We have experience of that kind of security when it comes to physical buildings. What reassurance do you have from suppliers around cyber-security as well? We have quite a good history of building buildings that we understand. How are we making sure that we are similarly protected from cyber as well?
Cyber is part of this. The National Cyber Security Centre is part of developing the specifications for this, and that is an increasing focus, for obvious reasons.
Are there requirements on suppliers and contractors to engage with the National Cyber Security Centre?
I do not know to what extent that goes right the way through the supply chain, but it is at the overall level.
I would be quite keen to know if you have more information on that. Again, the concern is not so much just at the top-level supply chain but the soft underbellies that appear down the line, which is where we could be more vulnerable, so I would appreciate any additional information you are able to share on that. We have heard evidence as well that SMRs could increase risk from a national security perspective. Is that something you have assessed centrally as well?
People have argued it in both ways.
I can hear Sir Humphrey telling you, “On the one hand, and on the other hand”.
Rather than ask whether one is greater than the other, the key thing is to make sure that we are focused on those questions of, “Are you clear about the construction security? Are you clear about the cyber-security? Are you clear about the defence through the Civil Nuclear Constabulary?

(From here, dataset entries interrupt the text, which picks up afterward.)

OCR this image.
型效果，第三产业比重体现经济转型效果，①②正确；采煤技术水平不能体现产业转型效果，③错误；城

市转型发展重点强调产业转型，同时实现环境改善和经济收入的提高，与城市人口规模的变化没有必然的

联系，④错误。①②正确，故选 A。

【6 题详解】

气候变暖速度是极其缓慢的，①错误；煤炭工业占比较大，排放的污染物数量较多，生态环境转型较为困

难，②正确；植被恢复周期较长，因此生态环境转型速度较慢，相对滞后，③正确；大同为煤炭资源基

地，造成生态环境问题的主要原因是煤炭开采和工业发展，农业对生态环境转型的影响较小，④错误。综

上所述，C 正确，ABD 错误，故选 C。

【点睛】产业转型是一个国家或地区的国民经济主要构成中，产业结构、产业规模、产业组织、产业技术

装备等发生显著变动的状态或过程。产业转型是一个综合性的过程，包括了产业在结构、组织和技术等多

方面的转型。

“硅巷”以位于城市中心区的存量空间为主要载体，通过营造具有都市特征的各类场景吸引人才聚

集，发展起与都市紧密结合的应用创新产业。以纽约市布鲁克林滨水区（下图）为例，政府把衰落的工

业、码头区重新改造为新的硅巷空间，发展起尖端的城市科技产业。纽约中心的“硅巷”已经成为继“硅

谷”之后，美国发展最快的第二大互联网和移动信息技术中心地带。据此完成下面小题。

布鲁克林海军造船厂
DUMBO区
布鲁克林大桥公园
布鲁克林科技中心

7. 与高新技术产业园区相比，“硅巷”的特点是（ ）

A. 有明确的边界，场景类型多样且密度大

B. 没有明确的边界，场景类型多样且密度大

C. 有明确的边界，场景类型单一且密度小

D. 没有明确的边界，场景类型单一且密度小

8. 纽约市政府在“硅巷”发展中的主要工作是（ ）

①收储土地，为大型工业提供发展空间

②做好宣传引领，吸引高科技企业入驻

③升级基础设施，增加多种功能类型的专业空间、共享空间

Are the standards the same, irrespective of whether it is small or big?” That is what we are focused on: absolutely clear standards right the way across the piece.
What are the additional risks from having a larger number of SMRs compared to having a small number of central, larger nuclear power stations?
You would need to ask the people who are claiming that it is more of a risk, because, as I have just said, the standards ought to be exactly the same. I can see that it is a risk if you decide that the standards are not the same between those, but that is not where we are.
Regardless of having more targets, as long as the standards are the same—
If the standards are the same, you should have the same degree of risk, even if you have more targets. If you do not do that, you end up being stretched very thin because you have lots of them, and that exposes a risk. That is an important thing to understand and not to do.
Just finally, we have touched on some issues regarding siting. What consideration is given to rapidly changing climate when you are considering which sites might be safe for nuclear development? How is that playing into some of the siting studies that you were discussing?
That is totally taken into account through the GBE-N process.
In what way? I am aware that we are slightly short of time but can you expand on that slightly?
They have a standard way of looking at climate risks and applying it to the sites they evaluate. I cannot tell you the details of that, but I know that there is a process for doing that.
Is that based on things such as one-in-1,000-year events? We heard about some of this risk last week from GBE-N, when we were trying to get to the bottom of what they mean by “risk” or “events”, and we never quite got there.
I cannot tell you the detail of how they do it. Again, we can get that back to you.
That would be helpful. It goes back to the earlier point that we need to try to explain this to our constituents as well, because we will get these questions.
This is not on the GBE-N specifics, but, in terms of our overarching planning policy, EN-7, there is a specific requirement in that around climate mitigation. As part of the process, developers will need to set out how their development is robust to future projections on climate, so that is baked into our planning process.
Thank you very much. That brings us to the end of the session. Lord Vallance and Sam White, thank you very much for your evidence today.